19/06/14 (Afrique Inside)
Avec l'aide du Congo et de la communauté internationale, les autorités centrafricaines se mobilisent pour trouver le moyen de réintégrer le processus de Kimberley, l'organisation internationale de certification de diamants bruts dont le pays a été suspendu après la chute de l'ancien président François Bozizé. En proie au chaos et aux violences perpétrées par des groupes rebelles qui s'affrontent dans le pays, la Centrafrique envisage de réformer le secteur minier pour éviter que la manne diamantifère ne profite aux diverses factions rebelles.
Avant de sombrer dans le chaos et la violence, la Centrafrique tirait 40% de son produit intérieur brut du commerce de diamants pour une production annuelle estimée à 400.000 carats. Elle a été intégrée au Processus de Kimberley en janvier 2003 avant d’être suspendu en mai 2013 deux mois après la chute de l’ancien président François Bozizé et la prise de pouvoir de Michel Djotodia, l’ancien président le transition centrafricaine. Une suspension visant à éviter ainsi l’infiltration des diamants bruts dits de conflits dans le circuit officiel de la commercialisation. Le processus de Kimberley est un régime international de certification des diamants bruts, qui réunit gouvernements et industriels du diamant dont l’objectif est d’éviter de négocier sur le marché mondial l’achat des diamants présentés par des mouvements rebelles dans le but de financer leurs activités militaires. L’accord a été signé en 2000 à Kimberley en Afrique du Sud par le Canada, les Etats-Unis et l’Union Européenne. Il rassemble en tout 81 pays.
Malgré la crise et l’insécurité en RCA, les autorités du pays et la société civile mobilisent leurs efforts pour annuler la sanction et réintégrer l’organisation internationale de certification de diamants bruts. Pour y parvenir, elles souhaitent s’inspirer du modèle congolais en matière de gestion du secteur des mines. Au terme de consultations avec le ministère des Mines et de la Géologie, la Centrafrique envisagerait un dialogue inclusif avec toutes les parties centrafricaines impliquée en faveur d’une levée de sanction et de consulter la communauté internationale et ledit Processus de Kimberley ainsi que le Congo voisin pour réformer en profondeur le secteur minier même si dans le contexte de crise actuelle, la priorité en Centrafrique reste le désarmement et la sécurité.
« les diamants du pouvoir »
La question du diamant a toujours été au cœur de la gouvernance du régime Bokassa, Patassé et Bozizé.

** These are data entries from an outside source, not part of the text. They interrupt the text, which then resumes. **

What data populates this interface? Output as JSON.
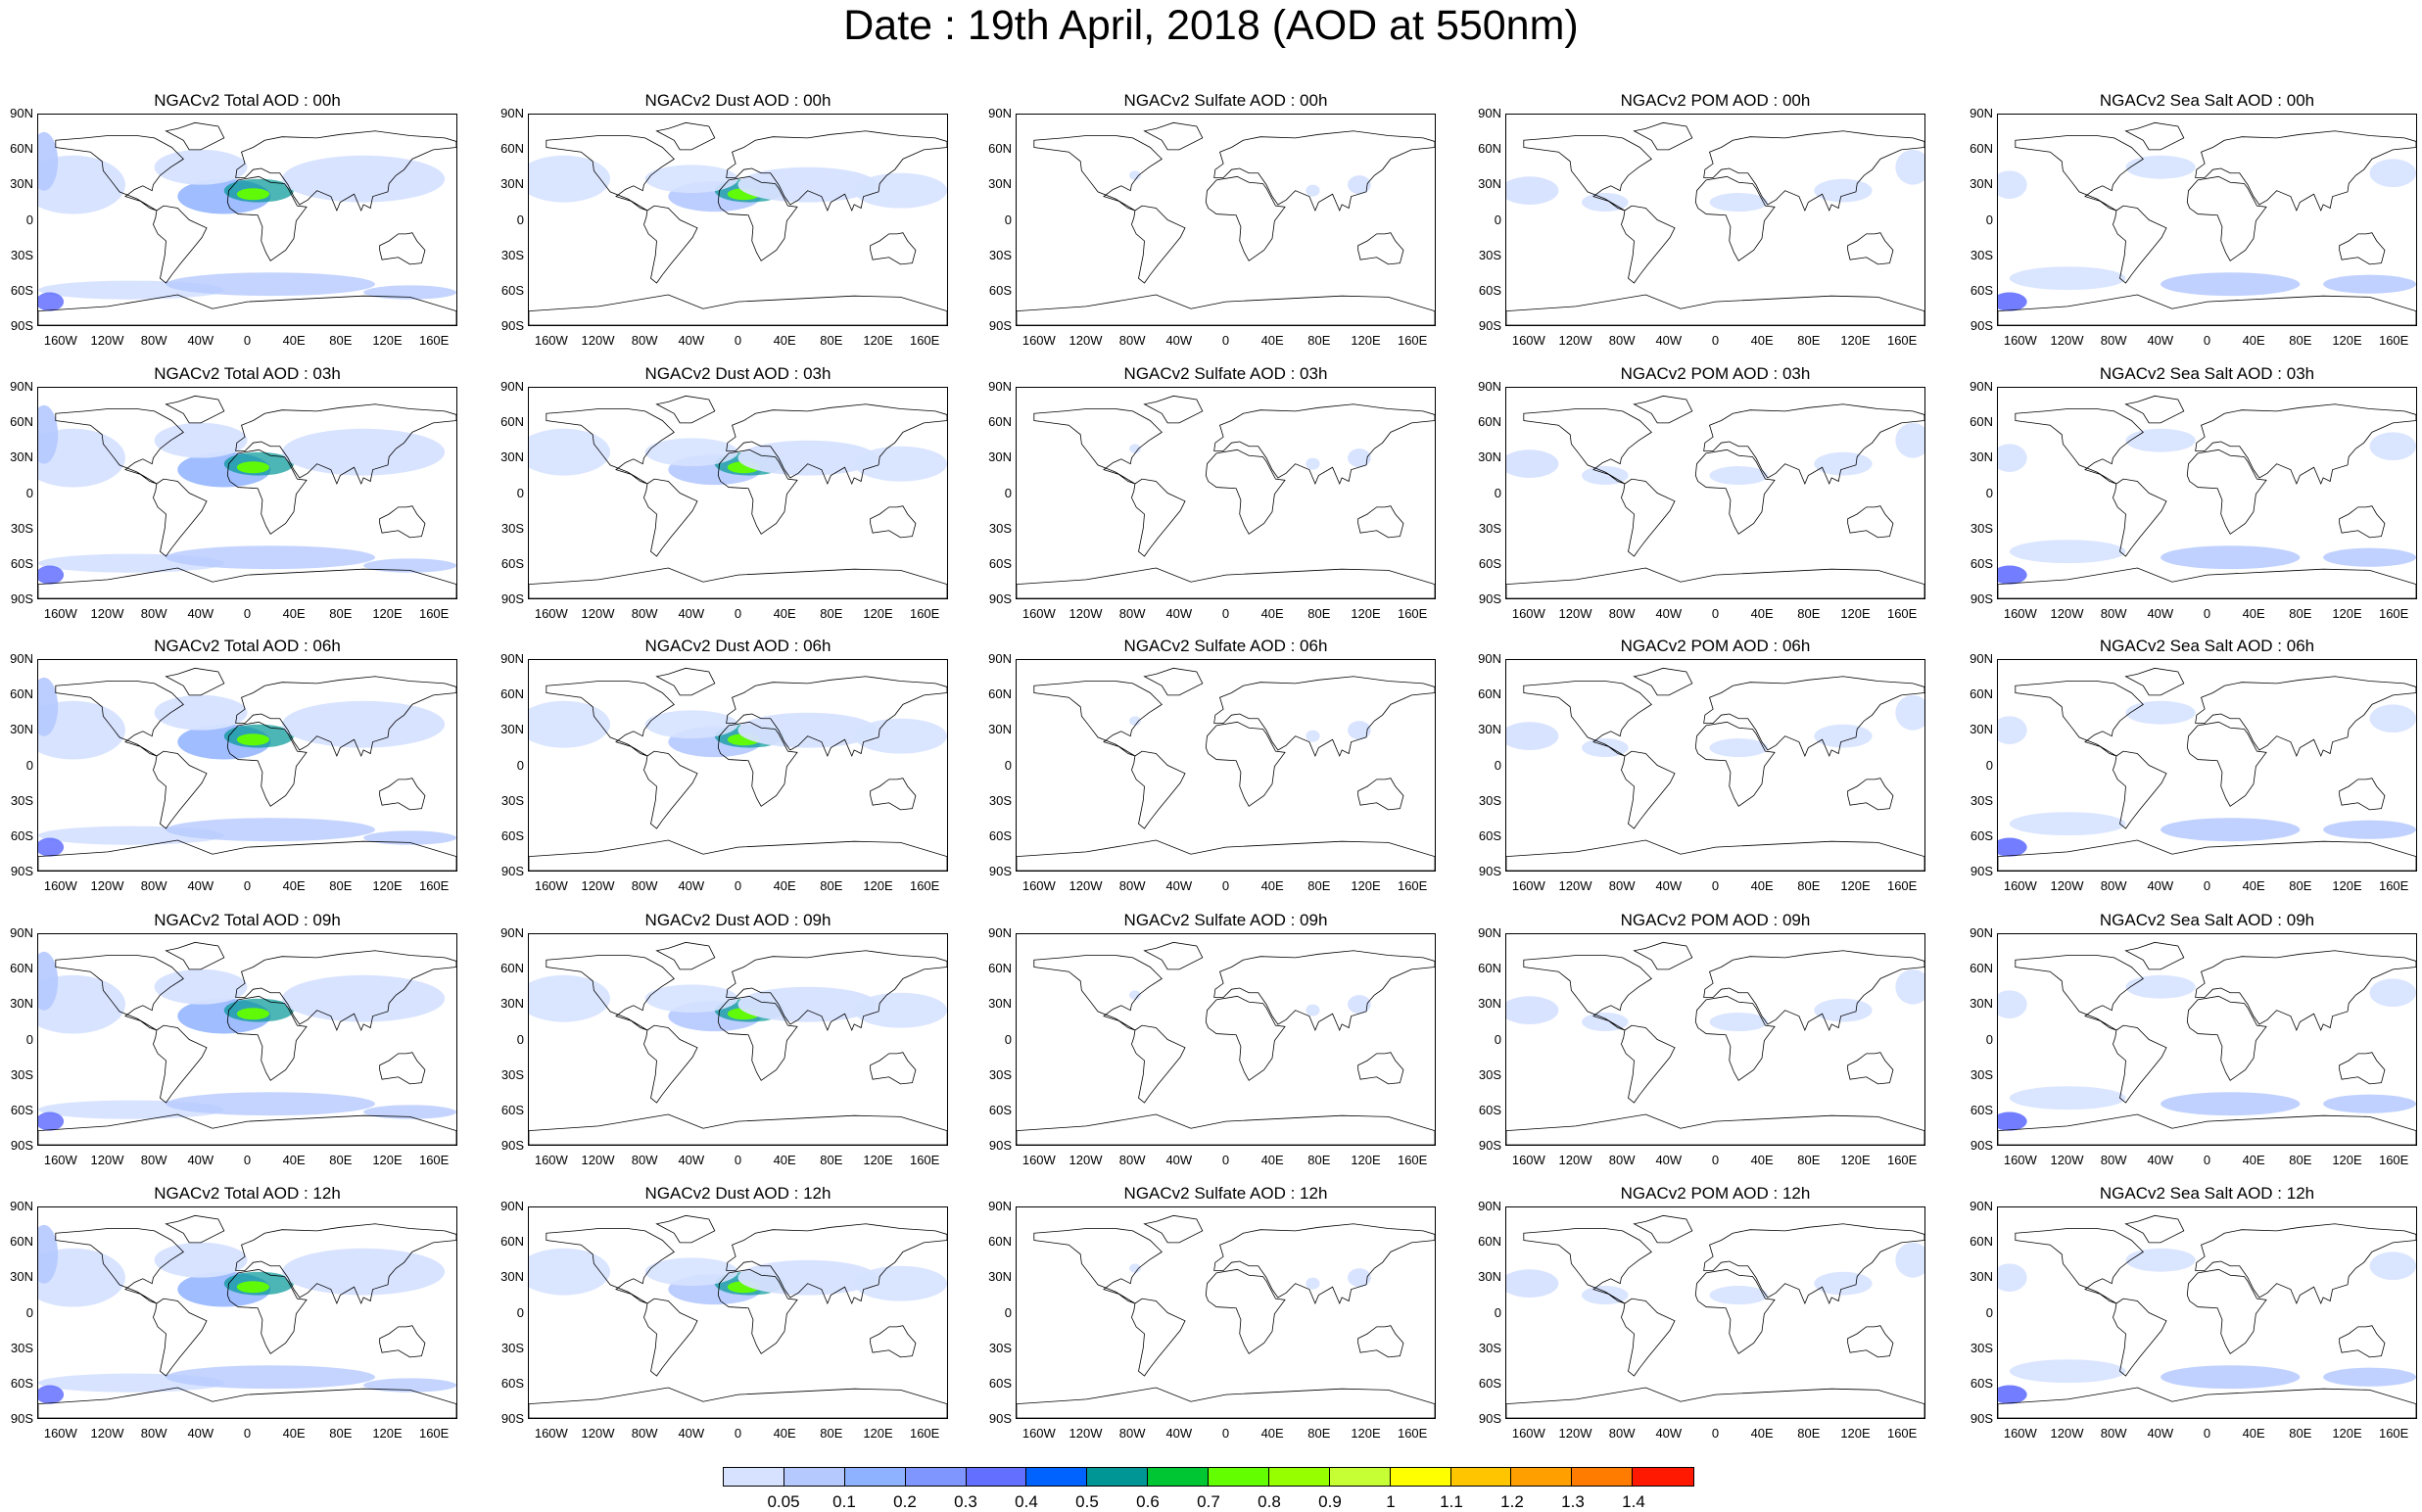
{
  "title": "Date : 19th April, 2018 (AOD at 550nm)",
  "lat_labels": [
    "90N",
    "60N",
    "30N",
    "0",
    "30S",
    "60S",
    "90S"
  ],
  "lon_labels": [
    "160W",
    "120W",
    "80W",
    "40W",
    "0",
    "40E",
    "80E",
    "120E",
    "160E"
  ],
  "panels": [
    [
      "NGACv2 Total AOD : 00h",
      "NGACv2 Dust AOD : 00h",
      "NGACv2 Sulfate AOD : 00h",
      "NGACv2 POM AOD : 00h",
      "NGACv2 Sea Salt AOD : 00h"
    ],
    [
      "NGACv2 Total AOD : 03h",
      "NGACv2 Dust AOD : 03h",
      "NGACv2 Sulfate AOD : 03h",
      "NGACv2 POM AOD : 03h",
      "NGACv2 Sea Salt AOD : 03h"
    ],
    [
      "NGACv2 Total AOD : 06h",
      "NGACv2 Dust AOD : 06h",
      "NGACv2 Sulfate AOD : 06h",
      "NGACv2 POM AOD : 06h",
      "NGACv2 Sea Salt AOD : 06h"
    ],
    [
      "NGACv2 Total AOD : 09h",
      "NGACv2 Dust AOD : 09h",
      "NGACv2 Sulfate AOD : 09h",
      "NGACv2 POM AOD : 09h",
      "NGACv2 Sea Salt  AOD : 09h"
    ],
    [
      "NGACv2 Total AOD  : 12h",
      "NGACv2 Dust AOD : 12h",
      "NGACv2 Sulfate AOD : 12h",
      "NGACv2 POM  AOD : 12h",
      "NGACv2 Sea Salt AOD : 12h"
    ]
  ],
  "colorbar": {
    "labels": [
      "0.05",
      "0.1",
      "0.2",
      "0.3",
      "0.4",
      "0.5",
      "0.6",
      "0.7",
      "0.8",
      "0.9",
      "1",
      "1.1",
      "1.2",
      "1.3",
      "1.4"
    ],
    "colors": [
      "#ffffff",
      "#d6e2ff",
      "#b5c9ff",
      "#8eb2ff",
      "#7f96ff",
      "#6370ff",
      "#0063ff",
      "#009696",
      "#00c633",
      "#63ff00",
      "#96ff00",
      "#c6ff33",
      "#ffff00",
      "#ffc600",
      "#ffa000",
      "#ff7c00",
      "#ff1900"
    ]
  },
  "theme": {
    "land_outline": "#000000",
    "aod_light": "#d6e2ff",
    "aod_mid": "#b5c9ff",
    "aod_blue": "#8eb2ff",
    "aod_dark": "#6370ff",
    "dust_green": "#63ff00",
    "dust_teal": "#009696"
  }
}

Arrivé au pouvoir le 15 mars 2003, François Bozizé s’est empressé d’annuler tous les permis de prospection et d’extraction, y compris la Colomba Mines, l’entreprise de son prédécesseur Ange-Félix Patassé qu’il a chassé du pouvoir avec l’aide de mercenaires. Il instaure alors un nouveau code minier en 2004 avec la volonté de l’aligner sur les normes internationales en vigueur. A la suite de quoi, la plupart des compagnies minières internationales auraient quitté le pays face aux exigences des autorités centrafricaines. Selon l’international Crisis Group, le niveau trop élevé de taxation a largement favorisé la contrebande. Profitant des faiblesses étatiques, de la criminalité et d’une extrême pauvreté, diverses factions rebelles ont mis à profit la manne diamantifère pour acheter des armes.
Du temps de Jean Bedel Bokassa, la folie du diamant semblait s’être emparée de la Centrafrique. L’ancien président n’hésitait pas à étaler la manne diamantifère à la face du monde entier en offrant des plaquettes entières à ses amis étrangers. Illustration avec l’affaire des diamants qui éclate en France en 1973, le Canard Enchaîné révèle que Valérie Giscard d’Estaing, alors Ministre des Finances, a lui-même reçu plusieurs plaquettes de diamants. La première étant estimé à 150000 euros. L’exploitation du diamant en Centrafrique a débuté en 1927 avec essentiellement des gisements alluvionnaires autour des rivières Mambere et Lobaye au Sud-Ouest ; autour de la rivière Kotto dans l’Est. D’après les statistiques du Bureau d’évaluation et de contrôle de diamant et d’or (BECDOR), la Centrafrique a exporté 311 784 carats en 2009. Ce qui est peu comparé au Botswana, le premier exportateur de diamants africain et deuxième exportateur mondial derrière la Russie, avec en moyenne 32 millions de carats chaque année. Mais il faut savoir que les statistiques concernant la RCA ne prennent pas en compte la contrebande.